AI agents wrong ~70% of time: Carnegie Mellon study

Jaden Norman@lemmy.world · 5 months ago

AI agents wrong ~70% of time: Carnegie Mellon study

outhouseperilous@lemmy.dbzer0.com · 5 months ago

It cant do 30% of tasks vorrectly. It can do tasks correctly as much as 30% of the time, and since it’s llm shit you know those numbers have been more massaged than any human in history has ever been.

jsomae@lemmy.ml · 5 months ago

I meant the latter, not “it can do 30% of tasks correctly 100% of the time.”

outhouseperilous@lemmy.dbzer0.com · 5 months ago

You get how that’s fucking useless, generally?

jsomae@lemmy.ml · 5 months ago

yes, that’s generally useless. It should not be shoved down people’s throats. 30% accuracy still has its uses, especially if the result can be programmatically verified.

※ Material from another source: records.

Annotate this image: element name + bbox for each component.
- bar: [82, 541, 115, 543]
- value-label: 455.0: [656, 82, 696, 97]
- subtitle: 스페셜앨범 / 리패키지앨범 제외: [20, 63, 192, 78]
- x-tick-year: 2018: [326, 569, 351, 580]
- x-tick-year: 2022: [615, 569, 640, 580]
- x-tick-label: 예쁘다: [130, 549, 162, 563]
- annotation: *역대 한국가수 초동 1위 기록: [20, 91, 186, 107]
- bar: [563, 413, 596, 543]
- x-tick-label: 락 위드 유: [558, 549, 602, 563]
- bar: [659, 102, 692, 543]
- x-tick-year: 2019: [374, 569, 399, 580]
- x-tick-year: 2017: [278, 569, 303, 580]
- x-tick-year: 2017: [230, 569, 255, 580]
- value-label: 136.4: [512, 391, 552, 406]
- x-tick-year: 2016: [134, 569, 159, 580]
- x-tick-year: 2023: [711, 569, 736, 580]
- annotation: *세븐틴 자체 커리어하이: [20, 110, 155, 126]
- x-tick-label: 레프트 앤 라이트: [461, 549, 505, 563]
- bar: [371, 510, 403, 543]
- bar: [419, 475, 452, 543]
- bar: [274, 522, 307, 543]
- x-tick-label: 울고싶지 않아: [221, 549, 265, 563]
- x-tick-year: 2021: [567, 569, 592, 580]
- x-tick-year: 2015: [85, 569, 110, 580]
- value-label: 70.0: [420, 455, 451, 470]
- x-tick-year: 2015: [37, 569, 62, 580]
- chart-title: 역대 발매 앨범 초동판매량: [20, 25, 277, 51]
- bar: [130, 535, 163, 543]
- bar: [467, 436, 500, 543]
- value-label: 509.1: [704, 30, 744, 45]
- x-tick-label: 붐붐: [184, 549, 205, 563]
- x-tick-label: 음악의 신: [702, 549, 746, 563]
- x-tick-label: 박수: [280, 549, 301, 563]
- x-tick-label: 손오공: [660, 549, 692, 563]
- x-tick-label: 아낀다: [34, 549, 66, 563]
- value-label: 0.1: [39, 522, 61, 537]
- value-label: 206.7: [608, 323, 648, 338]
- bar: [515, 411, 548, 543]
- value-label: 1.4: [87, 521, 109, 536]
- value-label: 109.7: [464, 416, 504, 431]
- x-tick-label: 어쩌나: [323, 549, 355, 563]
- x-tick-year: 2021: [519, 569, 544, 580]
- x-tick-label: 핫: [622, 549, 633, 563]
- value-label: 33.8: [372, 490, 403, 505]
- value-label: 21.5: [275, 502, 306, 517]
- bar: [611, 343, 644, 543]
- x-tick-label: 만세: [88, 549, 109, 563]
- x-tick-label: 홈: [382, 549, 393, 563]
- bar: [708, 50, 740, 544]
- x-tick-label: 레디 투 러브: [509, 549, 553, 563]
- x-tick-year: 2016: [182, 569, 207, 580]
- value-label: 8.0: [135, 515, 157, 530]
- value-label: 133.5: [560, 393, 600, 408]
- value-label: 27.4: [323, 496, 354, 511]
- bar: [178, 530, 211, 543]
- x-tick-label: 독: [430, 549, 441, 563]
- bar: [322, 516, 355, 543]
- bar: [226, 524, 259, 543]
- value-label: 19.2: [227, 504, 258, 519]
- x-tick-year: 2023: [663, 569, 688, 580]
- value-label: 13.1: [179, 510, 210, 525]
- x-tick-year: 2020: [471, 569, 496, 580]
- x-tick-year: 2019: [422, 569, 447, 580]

Knock_Knock_Lemmy_In@lemmy.world · 5 months ago

Run something with a 70% failure rate 10x and you get to a cumulative 98% pass rate. LLMs don’t get tired and they can be run in parallel.

MangoCats@feddit.it · 5 months ago

I have actually been doing this lately: iteratively prompting AI to write software and fix its errors until something useful comes out. It’s a lot like machine translation. I speak fluent C++, but I don’t speak Rust, but I can hammer away on the AI (with English language prompts) until it produces passable Rust for something I could write for myself in C++ in half the time and effort.

I also don’t speak Finnish, but Google Translate can take what I say in English and put it into at least somewhat comprehensible Finnish without egregious translation errors most of the time.

Is this useful? When C++ is getting banned for “security concerns” and Rust is the required language, it’s at least a little helpful.

jsomae@lemmy.ml · 5 months ago

I’m impressed you can make strides with Rust with AI. I am in a similar boat, except I’ve found LLMs are terrible with Rust.

jsomae@lemmy.ml · 5 months ago

The problem is they are not i.i.d., so this doesn’t really work. It works a bit, which is in my opinion why chain-of-thought is effective (it gives the LLM a chance to posit a couple answers first). However, we’re already looking at “agents,” so they’re probably already doing chain-of-thought.

Knock_Knock_Lemmy_In@lemmy.world · 5 months ago

Very fair comment. In my experience even increasing the temperature you get stuck in local minimums

I was just trying to illustrate how 70% failure rates can still be useful.

Log in | Sign up@lemmy.world · 5 months ago

What’s 0.7^10?

Knock_Knock_Lemmy_In@lemmy.world · 5 months ago

About 0.02

Log in | Sign up@lemmy.world · 5 months ago

So the chances of it being right ten times in a row are 2%.

Knock_Knock_Lemmy_In@lemmy.world · edit-2 5 months ago

No the chances of being wrong 10x in a row are 2%. So the chances of being right at least once are 98%.